CRE Experts Pessimistic About More Rate Cuts in 2025
As 2025 approaches, optimism is high in the commercial real estate (CRE) industry, thanks to recent interest rate cuts by the Federal Reserve. However, not everyone is convinced that further cuts are likely.
At a ULI New York panel, Lisa Pendergast, Executive Director of the Commercial Real Estate Finance Council, expressed doubts about additional rate cuts, citing the Fed’s caution to avoid triggering inflation, which spiked to 9.1% after the pandemic.
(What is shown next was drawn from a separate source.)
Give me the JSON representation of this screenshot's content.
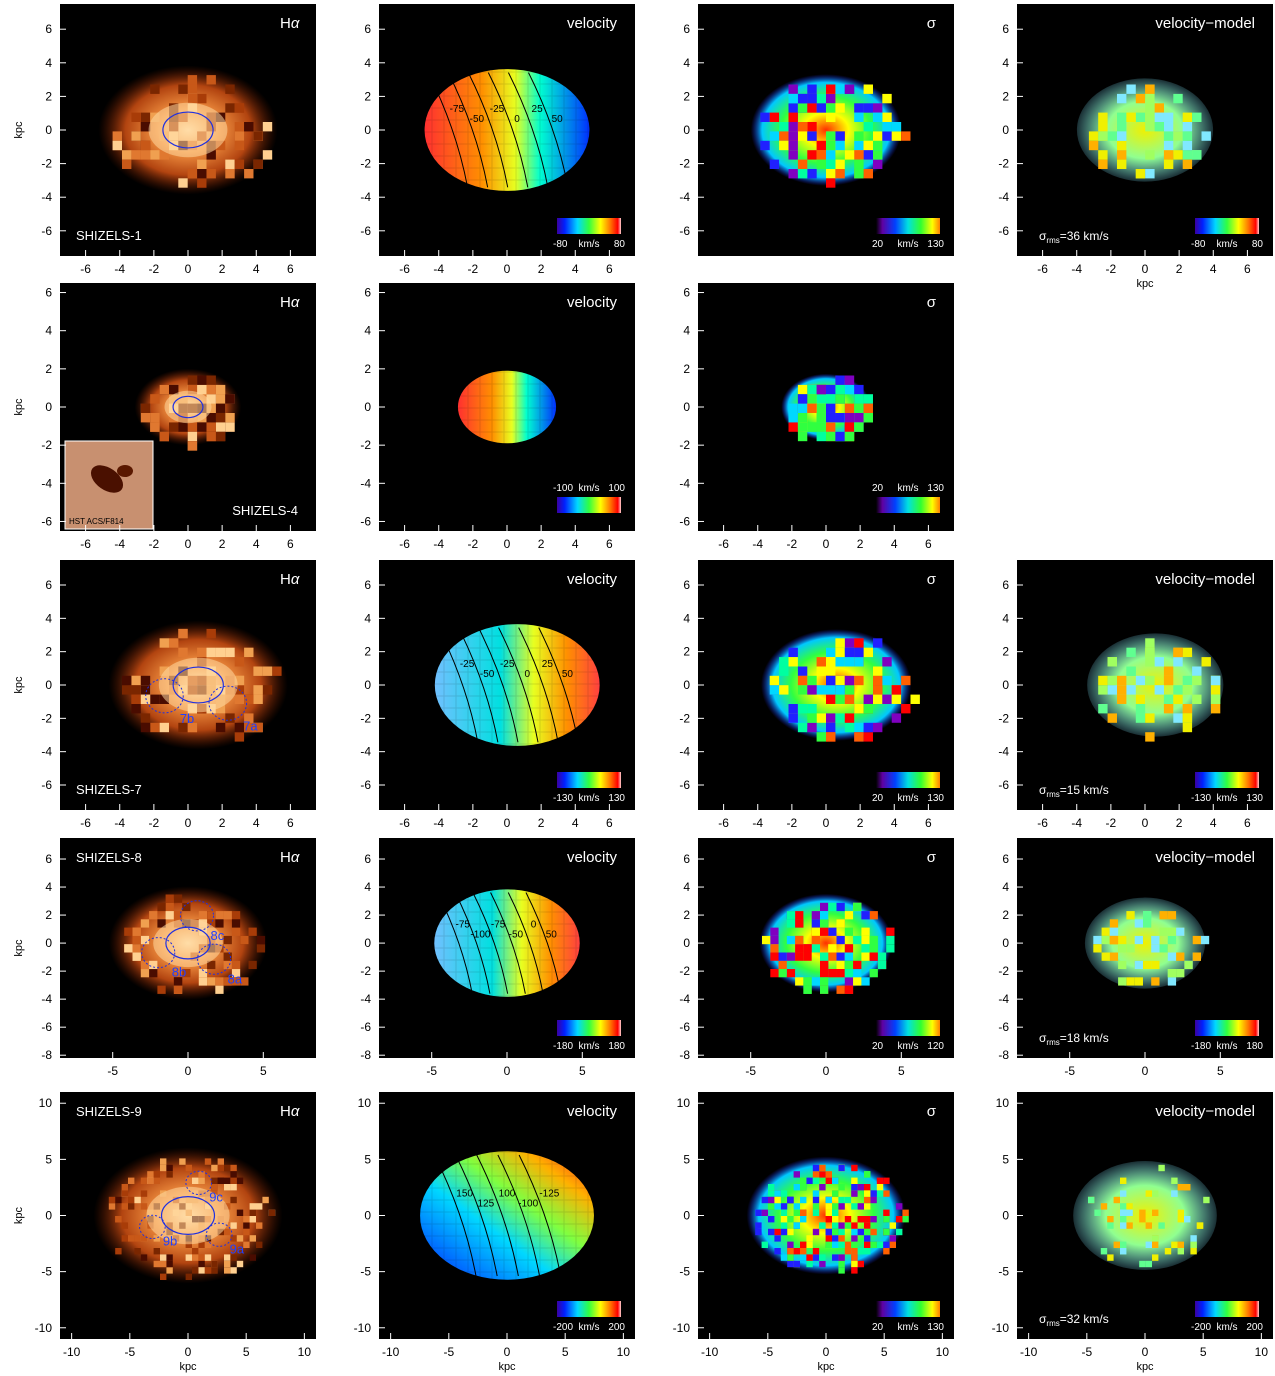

L.D. Salmanson, CEO of real estate software firm Cherre, echoed this sentiment, noting that any shift in Fed policy would require significant changes in leadership.
Despite recent rate cuts, borrowing remains costly, with rates ranging from 5.5% to 7%, complicating the CRE market. Pendergast pointed out that many large deals are being extended rather than refinanced. Salmanson warned that the high cap rates (around 7%) are unfavorable for development, urging a return to rates of 4-5%.
Beyond borrowing challenges, Salmanson raised concerns about economic policies under a potential second Trump term, particularly on immigration. He warned that halting immigration could lead to higher labor costs, exacerbating inflation.
While the outlook is mixed, there is hope in deregulation. Pendergast believes that a Trump administration could create a more business-friendly regulatory environment, easing the burden on CRE players.
Some are more optimistic, with panelists like Sarah Hawkins of Hines noting a resurgence in demand for CMBS deals, signaling a potential recovery in the debt markets and overall CRE activity in 2025.